Megali Mantinia stands above steep olive terraces about a kilometre from the blue bay of Messinia. The foothills of the Taygetos Mountains rise behind the village.
On August afternoons it bakes, and a kind of somnolent silence hangs over the landscape. The only things that move are the ears of a donkey as it stands in the black shade of an olive tree.
In May 2002 whilst motoring through Greece in an ancient Peugeot on a year long jaunt around Europe, we stopped off here and pitched our tent on an olive terrace outside the village with a sublime view out over the bay to the distant hills of Messinia and the Taygetos range rising mistily behind.
We stayed for three weeks, sleeping in our little tent and sheltering from the heat of the day under broad olive sheets strung between the trees, whilst we explored Mani and Messinia by car. The terrace where we had our encampment was for sale, in fact a big chunk of the valley side was for sale- about four acres….and 200 olive trees.
Richard and Lisa Garvey Williams, who had bought this land with a view to opening a holiday retreat, had been obliged to abandon their project. The price they were asking for the land was, we thought, very fair and at some point during our stay Linda and I looked at one another.
We can do this, we thought.
Over a couple of days we arranged the money over the (GarveyWilliams’) telephone, something called an equity release loan, using our house in Lancaster as collateral, and that was it, done. We owned an olive grove: no house, no water and the track from the village barely passable, but beautiful, beautiful.
So, after a year back in England, having sold our Lancaster house, given over our jobs/commitments and said a temporary farewell to friends and family- we are hoping for a stream of visitors- and here we are again, bumping down the track from the village.
Nobody has been on the land for over a year and it feels a bit like Sleeping Beauty’s castle, overgrown with burnt brown prickly stuff. The unpruned olive trees, green and shaggy, hang over the virtually invisible track and swags of green olives brush over the windscreen of the car as we nose through the undergrowth.

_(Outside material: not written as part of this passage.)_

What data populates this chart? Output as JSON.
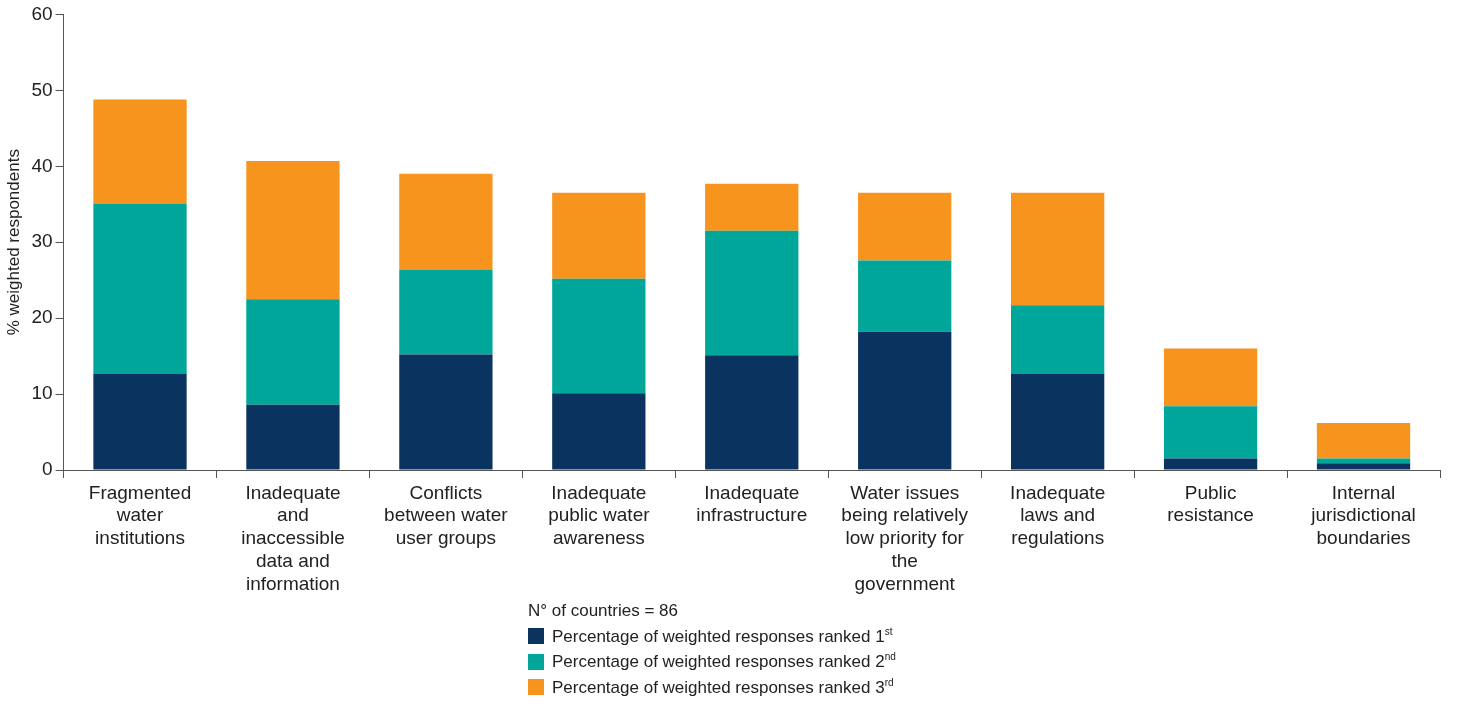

Just inside the rusty gate to the land we spot a tap wired to the trunk of a tree. A whole year has passed since we received a letter from the mayor authorising our water supply and we have been negotiating with a local engineer by email to get a connection to the village tank. The pipe was connected yesterday, we gather later.
Getting out of the car we turn on the tap and water gushes out almost hot. Quite remarkable. We laugh out loud.
Unpacking the car on the same terrace where we camped last year, we make a cup of tea with the new water. Below us we notice that there is fruit on the fig tree and most of the figs are ripe. We split open the soft fruit and lick out the strange red flesh, like people in a DH Lawrence novel.
Almost all of these pieces were typed on a computer at an internet café in Kalamata and sent off directly to the editor of the newspaper. The other machines in the café were given over to computer games and the local boys were enthusiastic players, so the atmosphere tended to be frenetic. I didn’t often make notes beforehand. This partly explains the slightly fractured style.
It was only much later that we got an internet connection at the house.